The Columbian Exchange
The Columbian Exchange is a global exchange of goods and ideas between the Old World, Europe, Asia and Africa. When Columbus first discovered America, Spain wanted to set up colonies. Columbus found some people that he named “Indians.” Their colonies started to trade with each other starting the Columbian Exchange. Many countries were involved in this trade, including China, Africa and Italy. This exchange of new ideas, traditions, food, religion and diet changed cultures everywhere.
The Native Americans gave and received many items. They were important politically, societally, and economically in many ways. One of the most important items that the Indians received was horses. Before horses, Indians had no way of carrying heavy loads from place to place.
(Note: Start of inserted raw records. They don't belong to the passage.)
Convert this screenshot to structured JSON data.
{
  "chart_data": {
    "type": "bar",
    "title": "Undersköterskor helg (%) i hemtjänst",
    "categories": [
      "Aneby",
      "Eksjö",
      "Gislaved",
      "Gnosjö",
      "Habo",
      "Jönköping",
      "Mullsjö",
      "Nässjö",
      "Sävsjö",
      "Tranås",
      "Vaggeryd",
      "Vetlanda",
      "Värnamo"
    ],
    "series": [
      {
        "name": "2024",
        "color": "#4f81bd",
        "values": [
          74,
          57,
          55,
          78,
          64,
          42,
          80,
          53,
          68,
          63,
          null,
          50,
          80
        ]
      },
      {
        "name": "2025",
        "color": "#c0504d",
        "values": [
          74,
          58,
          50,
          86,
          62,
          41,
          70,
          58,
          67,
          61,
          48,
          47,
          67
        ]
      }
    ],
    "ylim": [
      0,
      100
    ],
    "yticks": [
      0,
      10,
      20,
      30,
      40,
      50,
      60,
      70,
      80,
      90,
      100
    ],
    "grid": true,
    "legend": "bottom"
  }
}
Valuable plants and animals crossed the ocean, making survival much easier for poor people around the world. Europe, Africa, and Asia received tomatoes, chocolate, potatoes, corn, green beans, peanuts, and turkey from the Americas. America in turn received cattle, pigs, sheep, chickens, and coffee from Europe, Africa, and Asia. Ideas also flowed between the continents; in particular, some Europeans began to denounce slavery and colonialism when they saw how destructive both were in the Americas. They believed that pre-Columbian Native American societies had value and were in some ways superior to European society. Questioning the destruction that took place in the Americas helped bring about the Enlightenment and the idea that all peoples can and must live in peace and equality.
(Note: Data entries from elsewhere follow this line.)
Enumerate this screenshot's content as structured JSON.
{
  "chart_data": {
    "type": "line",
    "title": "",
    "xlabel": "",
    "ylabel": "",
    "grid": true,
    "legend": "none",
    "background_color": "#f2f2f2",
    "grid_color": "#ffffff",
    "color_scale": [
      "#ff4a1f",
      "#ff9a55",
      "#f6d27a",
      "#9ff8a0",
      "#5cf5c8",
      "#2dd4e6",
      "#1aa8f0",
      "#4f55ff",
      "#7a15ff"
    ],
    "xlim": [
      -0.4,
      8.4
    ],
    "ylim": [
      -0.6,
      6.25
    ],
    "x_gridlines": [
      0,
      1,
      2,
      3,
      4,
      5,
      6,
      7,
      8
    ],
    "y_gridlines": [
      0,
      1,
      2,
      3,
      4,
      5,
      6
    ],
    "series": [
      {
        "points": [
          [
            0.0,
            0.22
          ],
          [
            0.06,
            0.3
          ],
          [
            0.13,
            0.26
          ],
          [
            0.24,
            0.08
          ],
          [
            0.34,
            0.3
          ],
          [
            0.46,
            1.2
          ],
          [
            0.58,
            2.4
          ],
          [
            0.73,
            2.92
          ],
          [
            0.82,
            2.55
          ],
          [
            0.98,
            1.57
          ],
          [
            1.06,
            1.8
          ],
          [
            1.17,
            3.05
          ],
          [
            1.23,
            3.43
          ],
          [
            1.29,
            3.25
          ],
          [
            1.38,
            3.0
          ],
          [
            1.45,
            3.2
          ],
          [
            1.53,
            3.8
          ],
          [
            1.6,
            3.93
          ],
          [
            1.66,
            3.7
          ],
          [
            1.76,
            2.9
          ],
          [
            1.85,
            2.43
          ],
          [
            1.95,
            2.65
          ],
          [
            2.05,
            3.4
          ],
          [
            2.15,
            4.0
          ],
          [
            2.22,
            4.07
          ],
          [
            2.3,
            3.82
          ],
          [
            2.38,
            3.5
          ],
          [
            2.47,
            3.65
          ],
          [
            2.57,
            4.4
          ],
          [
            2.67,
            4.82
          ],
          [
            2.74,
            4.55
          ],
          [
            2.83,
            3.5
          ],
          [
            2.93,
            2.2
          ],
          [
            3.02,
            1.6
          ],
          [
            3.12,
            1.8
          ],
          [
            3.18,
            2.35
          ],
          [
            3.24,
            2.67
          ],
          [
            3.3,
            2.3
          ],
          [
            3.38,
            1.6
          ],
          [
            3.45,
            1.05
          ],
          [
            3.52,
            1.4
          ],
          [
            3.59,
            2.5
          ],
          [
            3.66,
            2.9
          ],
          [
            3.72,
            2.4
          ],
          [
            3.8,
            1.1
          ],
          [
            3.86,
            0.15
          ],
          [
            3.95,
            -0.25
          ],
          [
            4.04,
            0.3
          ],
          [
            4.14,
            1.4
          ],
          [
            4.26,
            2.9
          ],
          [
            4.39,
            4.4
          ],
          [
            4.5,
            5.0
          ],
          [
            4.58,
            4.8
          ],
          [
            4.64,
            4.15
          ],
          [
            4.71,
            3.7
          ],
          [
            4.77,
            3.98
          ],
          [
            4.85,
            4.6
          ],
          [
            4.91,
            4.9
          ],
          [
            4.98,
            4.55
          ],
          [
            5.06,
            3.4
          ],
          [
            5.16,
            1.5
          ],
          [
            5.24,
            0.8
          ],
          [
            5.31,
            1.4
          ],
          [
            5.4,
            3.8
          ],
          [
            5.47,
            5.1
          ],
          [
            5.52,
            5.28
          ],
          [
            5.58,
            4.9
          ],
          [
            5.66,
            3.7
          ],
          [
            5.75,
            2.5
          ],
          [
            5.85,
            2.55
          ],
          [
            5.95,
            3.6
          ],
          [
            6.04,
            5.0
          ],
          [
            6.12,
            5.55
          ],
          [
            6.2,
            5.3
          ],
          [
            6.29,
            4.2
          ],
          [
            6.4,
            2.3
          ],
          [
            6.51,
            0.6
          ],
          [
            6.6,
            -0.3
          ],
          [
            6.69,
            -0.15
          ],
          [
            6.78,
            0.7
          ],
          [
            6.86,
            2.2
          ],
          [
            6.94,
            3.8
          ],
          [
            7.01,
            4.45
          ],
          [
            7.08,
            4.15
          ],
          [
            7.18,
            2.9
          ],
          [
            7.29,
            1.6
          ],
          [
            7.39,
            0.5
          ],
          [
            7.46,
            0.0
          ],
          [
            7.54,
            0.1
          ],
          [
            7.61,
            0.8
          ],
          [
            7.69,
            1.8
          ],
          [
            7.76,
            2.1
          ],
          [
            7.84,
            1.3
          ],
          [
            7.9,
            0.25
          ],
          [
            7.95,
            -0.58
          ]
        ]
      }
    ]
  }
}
Politically equality was important to the Native Americans. Although, it was vulnerable because of the European Nation State. When the Europeans encountered the Indians they didn’t see a church or an organized religion, they assumed that the Indians were atheists, but they found out that the Indian religious system was deeply complex and it was steeped in every aspect of Indian life. Hunters “relied on the power of their dreams to help them locate their prey and foretell the kill” missionaries tried to eradicate Indian religion and convert them into Christianity. However, many Indians were unwilling to convert religions and when preached at by the
European missionaries they would politely listen but disregard what they were saying. Some Indians were much more violent in their resistance, they fought the missionaries some even shooting at them, but their loose tribal communications would result in their downfall.
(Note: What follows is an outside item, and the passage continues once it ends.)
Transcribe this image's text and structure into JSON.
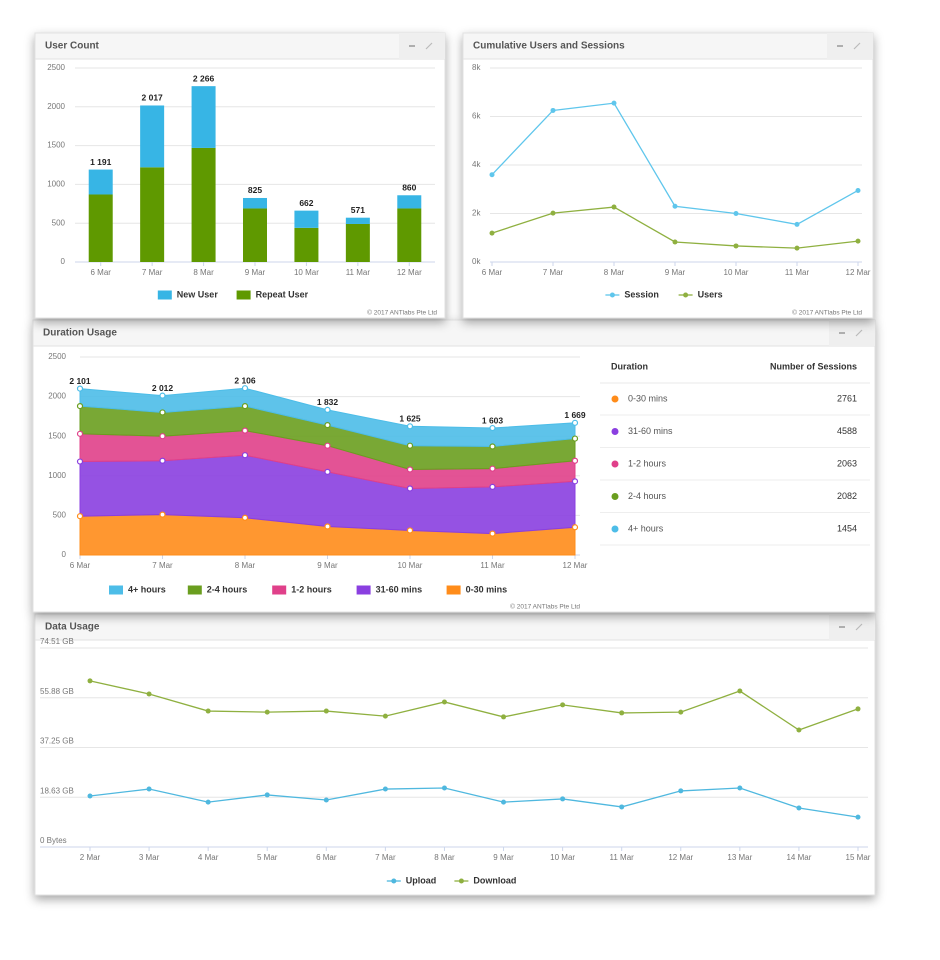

The merging and clashing of cultures during the Columbian Exchange in 1787 helped shaped the Americas to be the country it is today. There was a lot of bloodshed and the native Indians were almost wiped out, but their techniques and practices that we learned have a huge part in society today. Such as, how to farm more efficiently, genetically engineer crops, and more effective techniques when hunting. The Americans tried to convince the Indians that they were apart of country and that they were one of them. The Indians such as, the Iroquois did not see it that way, but in reality they really were. Their cultures shaped our cultures and the old Americas shaped the Indians in vice-versa.